Why does single-shot learning fail in REVTHINK's multi-source reasoning tasks?
This reads 'single-shot learning' as a model trying to reach an answer in one forward pass, and asks why that breaks down when a task pulls reasoning from several sources at once — the corpus doesn't have a note on REVTHINK by name, but it has a lot to say about why one-pass reasoning fails and why generating multiple or reversed trajectories rescues it.
This explores why a single forward pass of reasoning fails on tasks that require integrating several reasoning sources — and the corpus doesn't contain a REVTHINK note specifically, so I'll synthesize the conceptual territory it sits in rather than retrieve it directly. The honest answer the collection points to: a single shot commits to one trajectory through the solution space, and the failure modes of that commitment are well-documented even if this exact paper isn't.
The sharpest framing comes from work on premature commitment. Reasoning models tend to 'wander' down invalid paths and 'underthink' by abandoning promising ones too early — and the fix isn't more compute, it's structural: viable solutions already exist in the model but get dropped before they pay off Why do reasoning models abandon promising solution paths?. A single-shot pass has no mechanism to recover from this. It picks a direction and lives with it. This is why methods that hold open multiple possibilities help: stochastic latent reasoning lets a model represent a distribution over solutions instead of one prediction, which is exactly what you need when a problem admits several valid strategies or sources that must be reconciled Can stochastic latent reasoning help models explore multiple solutions?.
There's also a scaling argument hiding underneath the question. Depth-only reasoning — one long serial chain — is both slow and brittle, whereas sampling parallel trajectories covers the solution space without the variance penalty of going deeper Can reasoning systems scale wider instead of only deeper?. Multi-source tasks are precisely where width beats depth: each source is a different thread, and a single sequential pass forces them into one ordering rather than letting them be sampled independently and combined. Reverse-thinking and multi-pass schemes are, in this light, a way of buying width.
The failure also has a generalization face. Single-pass chain-of-thought degrades predictably outside its training distribution — models reproduce the *form* of reasoning while the underlying logic quietly breaks Does chain-of-thought reasoning actually generalize beyond training data? — and reasoning breaks not at some complexity threshold but at instance-novelty boundaries, because models fit instance patterns rather than general algorithms Do language models fail at reasoning due to complexity or novelty?. A multi-source task is almost by definition a novel combination, so a single shot trained to pattern-match individual sources has nothing to fall back on when it has to fuse them.

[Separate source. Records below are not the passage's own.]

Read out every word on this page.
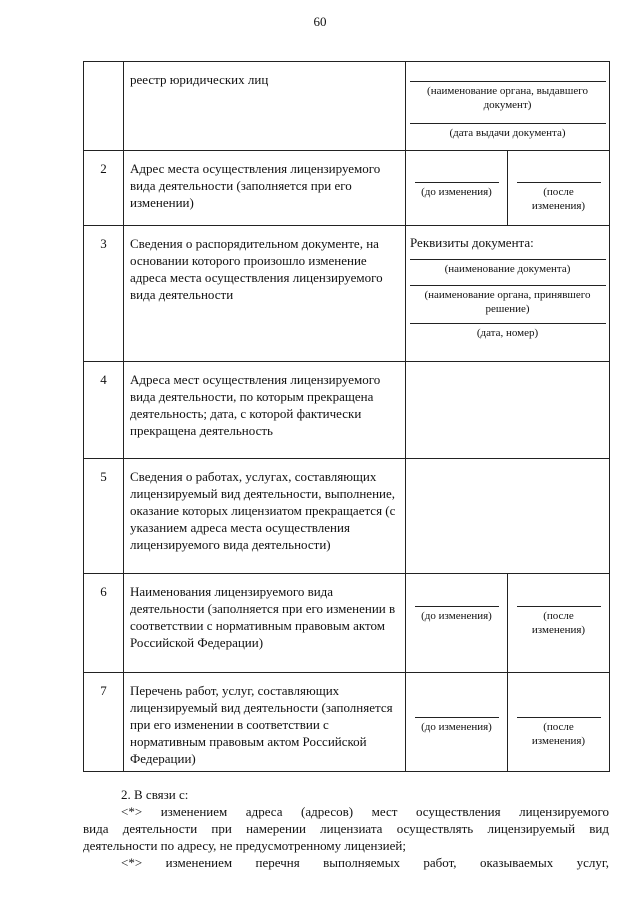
60
	реестр юридических лиц	(наименование органа, выдавшего документ)
(дата выдачи документа)

2	Адрес места осуществления лицензируемого вида деятельности (заполняется при его изменении)	(до изменения) (после изменения)

3	Сведения о распорядительном документе, на основании которого произошло изменение адреса места осуществления лицензируемого вида деятельности	Реквизиты документа:
(наименование документа)
(наименование органа, принявшего решение)
(дата, номер)

4	Адреса мест осуществления лицензируемого вида деятельности, по которым прекращена деятельность; дата, с которой фактически прекращена деятельность	
5	Сведения о работах, услугах, составляющих лицензируемый вид деятельности, выполнение, оказание которых лицензиатом прекращается (с указанием адреса места осуществления лицензируемого вида деятельности)	
6	Наименования лицензируемого вида деятельности (заполняется при его изменении в соответствии с нормативным правовым актом Российской Федерации)	(до изменения) (после изменения)

7	Перечень работ, услуг, составляющих лицензируемый вид деятельности (заполняется при его изменении в соответствии с нормативным правовым актом Российской Федерации)	(до изменения) (после изменения)
2. В связи с:
<*> изменением адреса (адресов) мест осуществления лицензируемого
вида деятельности при намерении лицензиата осуществлять лицензируемый вид
деятельности по адресу, не предусмотренному лицензией;
<*> изменением перечня выполняемых работ, оказываемых услуг,
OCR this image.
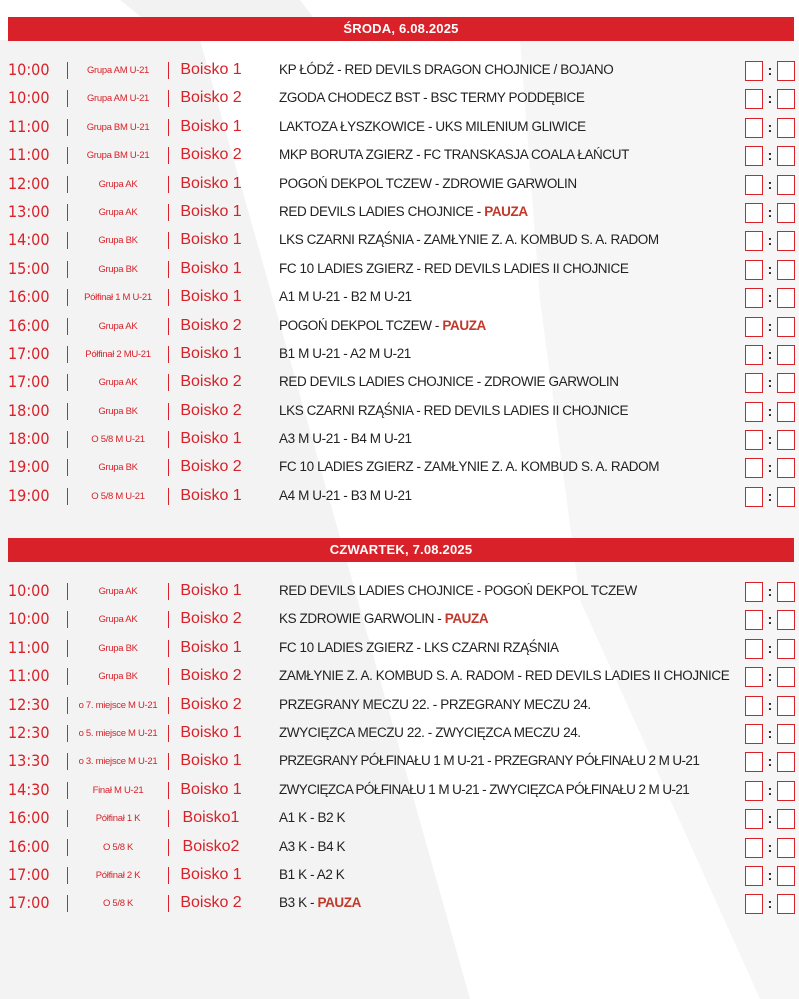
ŚRODA, 6.08.2025
10:00	Grupa AM U-21	Boisko 1	KP ŁÓDŹ - RED DEVILS DRAGON CHOJNICE / BOJANO	:
10:00	Grupa AM U-21	Boisko 2	ZGODA CHODECZ BST - BSC TERMY PODDĘBICE	:
11:00	Grupa BM U-21	Boisko 1	LAKTOZA ŁYSZKOWICE - UKS MILENIUM GLIWICE	:
11:00	Grupa BM U-21	Boisko 2	MKP BORUTA ZGIERZ - FC TRANSKASJA COALA ŁAŃCUT	:
12:00	Grupa AK	Boisko 1	POGOŃ DEKPOL TCZEW - ZDROWIE GARWOLIN	:
13:00	Grupa AK	Boisko 1	RED DEVILS LADIES CHOJNICE - PAUZA	:
14:00	Grupa BK	Boisko 1	LKS CZARNI RZĄŚNIA - ZAMŁYNIE Z. A. KOMBUD S. A. RADOM	:
15:00	Grupa BK	Boisko 1	FC 10 LADIES ZGIERZ - RED DEVILS LADIES II CHOJNICE	:
16:00	Półfinał 1 M U-21	Boisko 1	A1 M U-21 - B2 M U-21	:
16:00	Grupa AK	Boisko 2	POGOŃ DEKPOL TCZEW - PAUZA	:
17:00	Półfinał 2 MU-21	Boisko 1	B1 M U-21 - A2 M U-21	:
17:00	Grupa AK	Boisko 2	RED DEVILS LADIES CHOJNICE - ZDROWIE GARWOLIN	:
18:00	Grupa BK	Boisko 2	LKS CZARNI RZĄŚNIA - RED DEVILS LADIES II CHOJNICE	:
18:00	O 5/8 M U-21	Boisko 1	A3 M U-21 - B4 M U-21	:
19:00	Grupa BK	Boisko 2	FC 10 LADIES ZGIERZ - ZAMŁYNIE Z. A. KOMBUD S. A. RADOM	:
19:00	O 5/8 M U-21	Boisko 1	A4 M U-21 - B3 M U-21	:
CZWARTEK, 7.08.2025
10:00	Grupa AK	Boisko 1	RED DEVILS LADIES CHOJNICE - POGOŃ DEKPOL TCZEW	:
10:00	Grupa AK	Boisko 2	KS ZDROWIE GARWOLIN - PAUZA	:
11:00	Grupa BK	Boisko 1	FC 10 LADIES ZGIERZ - LKS CZARNI RZĄŚNIA	:
11:00	Grupa BK	Boisko 2	ZAMŁYNIE Z. A. KOMBUD S. A. RADOM - RED DEVILS LADIES II CHOJNICE	:
12:30	o 7. miejsce M U-21	Boisko 2	PRZEGRANY MECZU 22. - PRZEGRANY MECZU 24.	:
12:30	o 5. miejsce M U-21	Boisko 1	ZWYCIĘZCA MECZU 22. - ZWYCIĘZCA MECZU 24.	:
13:30	o 3. miejsce M U-21	Boisko 1	PRZEGRANY PÓŁFINAŁU 1 M U-21 - PRZEGRANY PÓŁFINAŁU 2 M U-21	:
14:30	Finał M U-21	Boisko 1	ZWYCIĘZCA PÓŁFINAŁU 1 M U-21 - ZWYCIĘZCA PÓŁFINAŁU 2 M U-21	:
16:00	Półfinał 1 K	Boisko1	A1 K - B2 K	:
16:00	O 5/8 K	Boisko2	A3 K - B4 K	:
17:00	Półfinał 2 K	Boisko 1	B1 K - A2 K	:
17:00	O 5/8 K	Boisko 2	B3 K - PAUZA	:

The quietly surprising thing here: at least one strand of the corpus argues these collapses aren't reasoning failures at all but *execution* failures — models that know an algorithm still can't run it across many serial steps in text alone Are reasoning model collapses really failures of reasoning?. If that's right, single-shot learning on multi-source tasks may be failing less because the model can't reason and more because one pass gives it no room to externalize, branch, and recombine the work. That reframes the whole fix — from 'teach better reasoning' to 'give reasoning more than one shot.'
Sources 6 notes
Reasoning LLMs exhibit two reinforcing failures: wandering (invalid exploration) and underthinking (premature path-switching). Decoding-level interventions like thought-switching penalties improve accuracy without fine-tuning, suggesting viable solutions exist but are abandoned prematurely.
GRAM replaces deterministic latent updates with stochastic sampling, enabling models to represent distributions over solutions rather than single predictions. This allows handling of ambiguous problems and multiple valid strategies that deterministic designs cannot represent.
GRAM shows that stochastic latent transitions enabling parallel trajectory sampling sidestep the serial latency cost of depth-only scaling. Width matches token-level parallelism benefits: independent paths sample the solution space without variance inflation.
DataAlchemy experiments show CoT fails systematically under distributional shifts in task, length, and format. Models produce fluent but logically inconsistent reasoning — imitating reasoning form without valid underlying logic.
LRMs don't break at complexity thresholds but at instance-novelty boundaries. Models fit instance-based patterns rather than generalizable algorithms, so any reasoning chain succeeds if trained on similar instances, regardless of length.
Models confined to text-only generation cannot execute multi-step procedures at scale, even when they know the underlying algorithm. Tool-enabled models solve problems beyond the supposed reasoning cliff, suggesting the bottleneck is procedural execution bandwidth.